Downtown Evansville Supports Old National Bank with One-Night Lighted Memorial
Five killed and eight injured at April 13 Old National Bank shooting in Louisville; several businesses and buildings featured blue and yellow light — ONB colors
Lyndsey Cohen, her husband Saul and their young sons Harrison and Henry are placing five floral bouquets at a small memorial table at the Old National Bank in Downtown Evansville.
Lynsey, a former employee of Old National Bank (ONB), worked with one of the victims of the April 13 shooting —Juliana Farmer.
“I worked there for 11 years,” she said. “I worked with Juliana for about three and a half years … so we just want to bring some flowers down.”
On Monday night, The Downtown Evansville Economic Improvement District orchestrated a unique lighted memorial for the victims of the Old National Bank shooting in Louisville, Kentucky. This is because of the bank’s history and contributions to the city.
At dusk, a crowd of a few dozen gathers before the ONB building, many wearing blue and yellow.
Josh Armstrong is the president of the improvement district. He said the tragedy in Louisville touches lives in Evansville.
“Old National has been here since 1834, and it has deep connections with all types of entities and with all types of people. And that's why this made sense for us to get involved with.”
As night falls, the blue and yellow lights adorned several downtown businesses and buildings. These include Tucker Realty, CenterPoint Energy, Bally’s Evansville, the Old Courthouse and others.
There are also 100 trees underlit with either blue or yellow.
“There's no words that can describe the heartache that we all have and the grief and the suffering that we're all feeling, because we are truly a family at Old National Bank,” said Kathy Schoettlin, communications director for ONB in Evansville.
“It's just unbelievable the amount of support that we've had not only in this community, but the communities throughout our footprint. And really, across the United States.”
She said she was surprised by this memorial, and surprised by the attendance.
The event was unstructured. There is no podium, no speeches and no program at all, nor a countdown similar to a tree-lighting ceremony.
And according to Armstrong, this was intentional. “This is a much more internal reflective thing than that.”
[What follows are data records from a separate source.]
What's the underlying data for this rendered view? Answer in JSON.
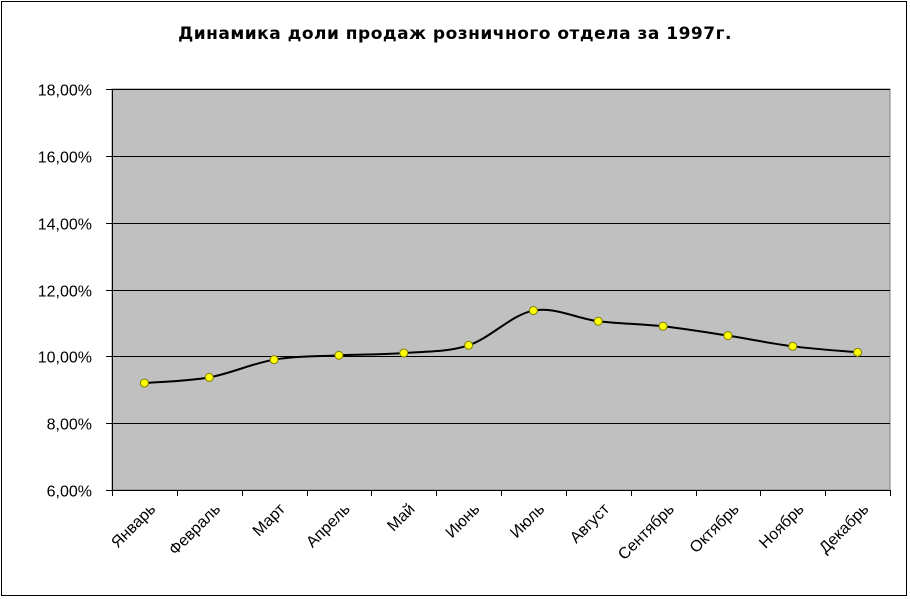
{
  "chart_data": {
    "type": "line",
    "title": "Динамика доли продаж розничного отдела за 1997г.",
    "xlabel": "",
    "ylabel": "",
    "categories": [
      "Январь",
      "Февраль",
      "Март",
      "Апрель",
      "Май",
      "Июнь",
      "Июль",
      "Август",
      "Сентябрь",
      "Октябрь",
      "Ноябрь",
      "Декабрь"
    ],
    "values": [
      9.2,
      9.37,
      9.9,
      10.03,
      10.1,
      10.33,
      11.37,
      11.05,
      10.9,
      10.62,
      10.3,
      10.12
    ],
    "ylim": [
      6,
      18
    ],
    "yticks": [
      "6,00%",
      "8,00%",
      "10,00%",
      "12,00%",
      "14,00%",
      "16,00%",
      "18,00%"
    ],
    "ytick_values": [
      6,
      8,
      10,
      12,
      14,
      16,
      18
    ],
    "grid": true,
    "smooth": true,
    "legend": "none",
    "colors": {
      "plot_background": "#c0c0c0",
      "line": "#000000",
      "marker_fill": "#ffff00",
      "marker_stroke": "#808000",
      "gridline": "#000000"
    }
  }
}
After spending time near the ONB building, attendees take a walking tour of the downtown buildings which have memorialized the victims with blue and yellow lights.
Armstrong hopes it was an event for reflection upon the victims, the injured and the first responders. And maybe, “thinking about what you as a voter or citizen can do to change this. I think that if any of those things happen, I think this has been a successful experience for downtown Evansville.”